Mitteilungen23909/2019Seite 4

In: Mitteilungen 239 (2/2019), S. 4

Protokoll der Mitgliederversammlung der Humanistischen Union am 22.06.2019 in Freiburg

Angekün­digte Tages­ord­nung:

17:00 Uhr Beginn der Mitgliederversammlung

01. Eröffnung
02. Wahl der Tagungsleitung und Protokollführung
03. Beschluss der Geschäftsordnung
04. Wahl der Antragskommission
05. Verabschiedung der Tagesordnung

17:20 Uhr Berichte

06. Kurzbericht des Vorsitzenden und Vorstands
07. Kurzbericht der Geschäftsführung
08. Aussprache und Diskussion zu den Berichten
09. Entlastung des Vorstands

18:00 Anträge

10. Behandlung von Anträgen an die MV

19:30 Uhr Vereinswahlen

11. Wahlen der Verbandsgremien
 – Vorsitzende*r
 – Bundesvorstand
 – Wahlkommission
 – Schiedsgericht
 – Revisor*innen
 – Diskussionsredakteur*in

Top 1: Eröffnung

Beginn: 17:30 Uhr
Anwesende Mitglieder: 26

Die Mitglieder wurden satzungsgemäß, insbesondere fristgerecht, geladen.
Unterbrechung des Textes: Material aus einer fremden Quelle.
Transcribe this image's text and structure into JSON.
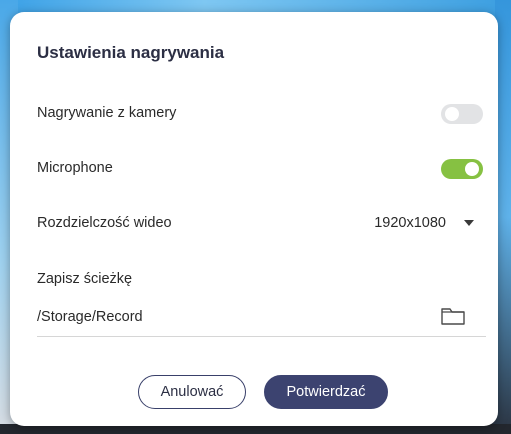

Die Tagesordnung (siehe oben) war bei Einberufung der Versammlung mit angekündigt.

Die Beschlussfähigkeit der Mitgliederversammlung wird festgestellt. Wenn nicht mehr als die Hälfte der zu Beginn anwesenden Mitglieder anwesend sind, erlischt die Beschlussfähigkeit. Um Abmeldung bei Verlassen der Versammlung wird gebeten.

Top 2: Wahl Tagungsleitung und Protokollführung

Zur Versammlungsleitung werden mit 26 Ja-Stimmen, ohne Gegenstimmen oder Enthaltungen, Udo Kauß und Robin Krahl gewählt.
Für die Protokollführung wird Luise Wagner mit 26 Ja-Stimmen, ohne Gegenstimmen oder Enthaltungen, bestimmt.

Top 3: Geschäftsordnung (GO)

Es wird beantragt, § 9 III Satz 2 und 3 der GO ersatzlos zu streichen (Pflicht der Vorstandskandidaten, bei Personaldebatten den Raum zu verlassen). Abstimmungsergebnis: ja 8, nein 11, Enthaltung 7. Der Antrag ist abgelehnt.

Die Geschäftsordnung wird mit 24 Ja-Stimmen, einer Nein-Stimme und einer Enthaltung beschlossen.

Die Redezeitbegrenzung nach § 4 GO beträgt für Debattenbeiträge 3 Minuten und für Antragsbegründungen 5 Minuten.

Top 4: Wahl der Antragskommission (§7 GO)

Tobias Baur, Hansjörg Siebels-Horst und Ursula Tjaden werden mit24 Ja-Stimmen, ohne Gegenstimmen und mit zwei Enthaltungen zur Antragskommission gewählt.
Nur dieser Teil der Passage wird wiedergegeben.